When it comes to the score and editing, this sort of feels like a horror film. It’s entirely unsettling and makes you quite uneasy for most of its duration but it definitely suits the tone and stakes of the film. The idea of slowly losing your family and having another man infiltrate it is horrific, and the score heightens that by making you tense even if nothing big is happening in the moment. But between these tense moments, there’s some beautiful scenes where we get to witness David outside of his marriage and instead as a father. The way he interacts with his three young sons and teenage daughter is a highlight of the film because his character removes himself from the drama and inserts himself into the very playful and innocent world that his sons are living in. It’s a breath of fresh air from the somber mood of the story. There’s a scene in particular where he takes the kids to the park and while the younger boys are excited and having a good time, his teenage daughter is miserable and moody. The sad part is that she’s losing out on the small moments with her father that come with them living in the same house. Her time with her dad is seemingly going to be shared with her energetic younger brothers from now on. Seeing the difference between how the younger kids and her are coping is just straight up depressing, but an accurate portrayal of kids going through separation. 

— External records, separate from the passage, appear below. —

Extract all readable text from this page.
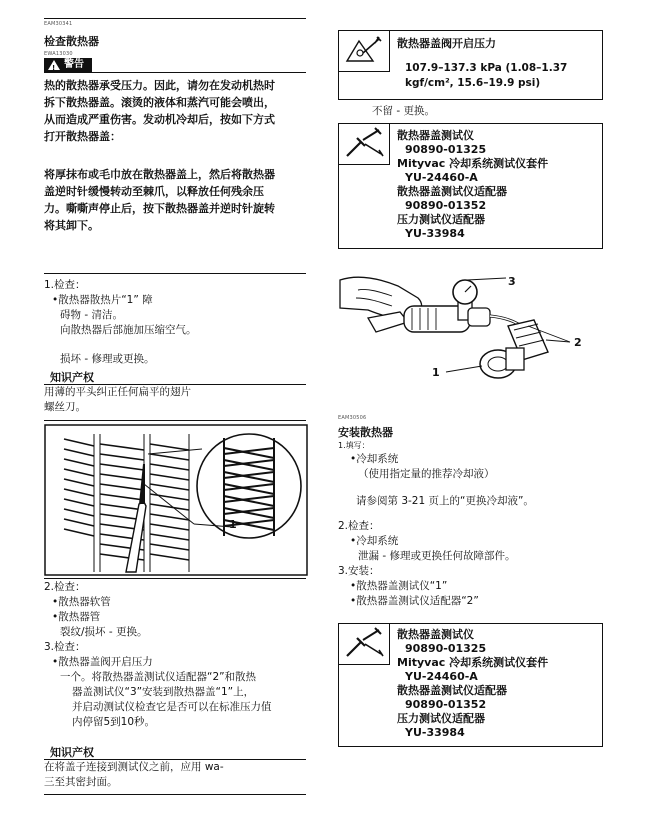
EAM30341
检查散热器
EWA13030
! 警告
热的散热器承受压力。因此，请勿在发动机热时
拆下散热器盖。滚烫的液体和蒸汽可能会喷出，
从而造成严重伤害。发动机冷却后，按如下方式
打开散热器盖：
将厚抹布或毛巾放在散热器盖上，然后将散热器
盖逆时针缓慢转动至棘爪，以释放任何残余压
力。嘶嘶声停止后，按下散热器盖并逆时针旋转
将其卸下。
1.检查：
•散热器散热片“1” 障
碍物 - 清洁。
向散热器后部施加压缩空气。
损坏 - 修理或更换。
知识产权
用薄的平头纠正任何扁平的翅片
螺丝刀。
1
2.检查：
•散热器软管
•散热器管
裂纹/损坏 - 更换。
3.检查：
•散热器盖阀开启压力
一个。将散热器盖测试仪适配器“2”和散热
器盖测试仪“3”安装到散热器盖“1”上，
并启动测试仪检查它是否可以在标准压力值
内停留5到10秒。
知识产权
在将盖子连接到测试仪之前，应用 wa-
三至其密封面。
散热器盖阀开启压力
107.9–137.3 kPa (1.08–1.37
kgf/cm², 15.6–19.9 psi)
不留 - 更换。
散热器盖测试仪
90890-01325
Mityvac 冷却系统测试仪套件
YU-24460-A
散热器盖测试仪适配器
90890-01352
压力测试仪适配器
YU-33984
3
2
1
EAM30506
安装散热器
1.填写：
•冷却系统
（使用指定量的推荐冷却液）
请参阅第 3-21 页上的“更换冷却液”。
2.检查：
•冷却系统
泄漏 - 修理或更换任何故障部件。
3.安装：
•散热器盖测试仪“1”
•散热器盖测试仪适配器“2”
散热器盖测试仪
90890-01325
Mityvac 冷却系统测试仪套件
YU-24460-A
散热器盖测试仪适配器
90890-01352
压力测试仪适配器
YU-33984
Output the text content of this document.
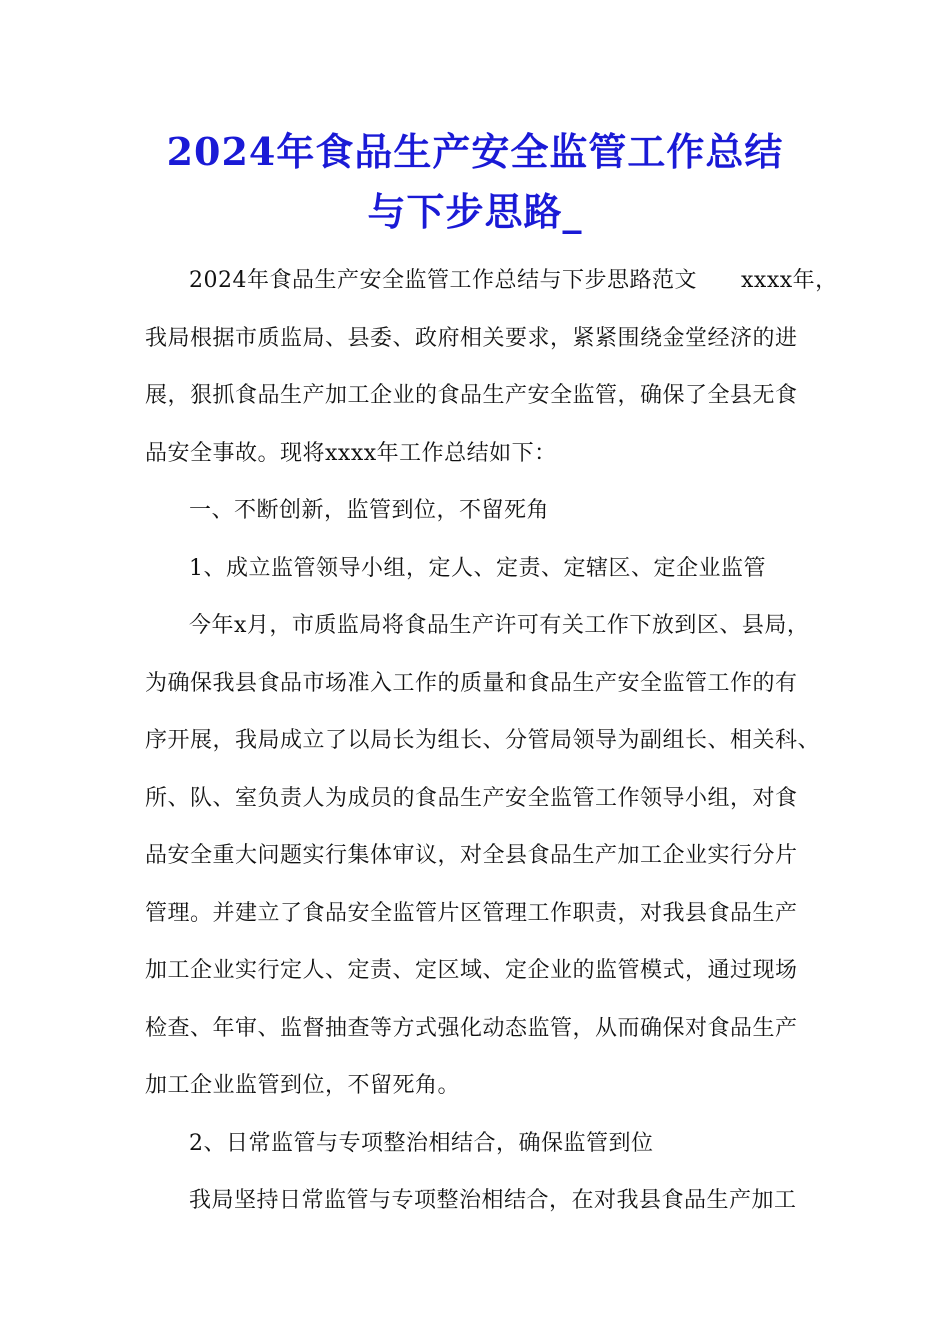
2024年食品生产安全监管工作总结
与下步思路_
2024年食品生产安全监管工作总结与下步思路范文 xxxx年，
我局根据市质监局、县委、政府相关要求，紧紧围绕金堂经济的进
展，狠抓食品生产加工企业的食品生产安全监管，确保了全县无食
品安全事故。现将xxxx年工作总结如下：
一、不断创新，监管到位，不留死角
1、成立监管领导小组，定人、定责、定辖区、定企业监管
今年x月，市质监局将食品生产许可有关工作下放到区、县局，
为确保我县食品市场准入工作的质量和食品生产安全监管工作的有
序开展，我局成立了以局长为组长、分管局领导为副组长、相关科、
所、队、室负责人为成员的食品生产安全监管工作领导小组，对食
品安全重大问题实行集体审议，对全县食品生产加工企业实行分片
管理。并建立了食品安全监管片区管理工作职责，对我县食品生产
加工企业实行定人、定责、定区域、定企业的监管模式，通过现场
检查、年审、监督抽查等方式强化动态监管，从而确保对食品生产
加工企业监管到位，不留死角。
2、日常监管与专项整治相结合，确保监管到位
我局坚持日常监管与专项整治相结合，在对我县食品生产加工
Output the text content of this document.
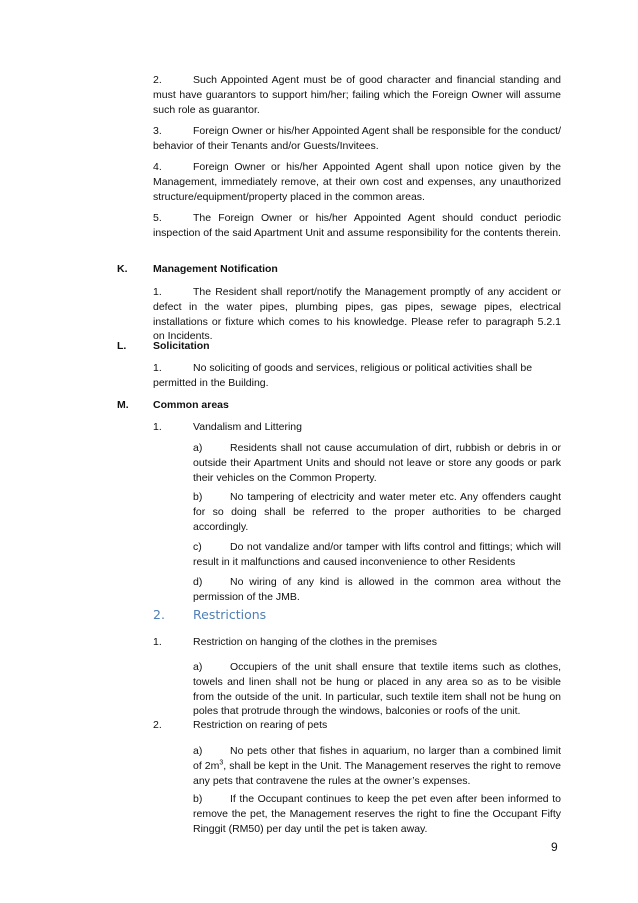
2.	Such Appointed Agent must be of good character and financial standing and must have guarantors to support him/her; failing which the Foreign Owner will assume such role as guarantor.
3.	Foreign Owner or his/her Appointed Agent shall be responsible for the conduct/ behavior of their Tenants and/or Guests/Invitees.
4.	Foreign Owner or his/her Appointed Agent shall upon notice given by the Management, immediately remove, at their own cost and expenses, any unauthorized structure/equipment/property placed in the common areas.
5.	The Foreign Owner or his/her Appointed Agent should conduct periodic inspection of the said Apartment Unit and assume responsibility for the contents therein.
K. Management Notification
1.	The Resident shall report/notify the Management promptly of any accident or defect in the water pipes, plumbing pipes, gas pipes, sewage pipes, electrical installations or fixture which comes to his knowledge. Please refer to paragraph 5.2.1 on Incidents.
L.	Solicitation
1.	No soliciting of goods and services, religious or political activities shall be permitted in the Building.
M. Common areas
1.	Vandalism and Littering
a)	Residents shall not cause accumulation of dirt, rubbish or debris in or outside their Apartment Units and should not leave or store any goods or park their vehicles on the Common Property.
b)	No tampering of electricity and water meter etc. Any offenders caught for so doing shall be referred to the proper authorities to be charged accordingly.
c)	Do not vandalize and/or tamper with lifts control and fittings; which will result in it malfunctions and caused inconvenience to other Residents
d)	No wiring of any kind is allowed in the common area without the permission of the JMB.
2. Restrictions
1.	Restriction on hanging of the clothes in the premises
a)	Occupiers of the unit shall ensure that textile items such as clothes, towels and linen shall not be hung or placed in any area so as to be visible from the outside of the unit. In particular, such textile item shall not be hung on poles that protrude through the windows, balconies or roofs of the unit.
2.	Restriction on rearing of pets
a)	No pets other that fishes in aquarium, no larger than a combined limit of $2m^3$, shall be kept in the Unit. The Management reserves the right to remove any pets that contravene the rules at the owner’s expenses.
b)	If the Occupant continues to keep the pet even after been informed to remove the pet, the Management reserves the right to fine the Occupant Fifty Ringgit (RM50) per day until the pet is taken away.
9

As much as the direction and writing are fantastic, Clayne Crawford’s (Lethal Weapon) central performance as David is nothing short of spectacular. From the opening moments to the very last shot, he controls the screen with vulnerability and this unspoken charm. His chemistry with anyone who popped up on screen with him was undeniable and when it came to showing his dramatic chops, there was no holding back; specifically during the climax of the film where everything begins to implode. I’m even gonna go as far to say this may be one of my favourite performances in the last couple years. 

The Killing of Two Lovers is a beautiful and devastating story from start to finish. In the end, you’re left wondering if anyone even wins in this story or if it’s all just bound to go south again after its resolution. Either way, this is an indie gem that I’m glad to have gotten to watch and I can already tell this will continue to be positively received by many. Definitely do not miss this film.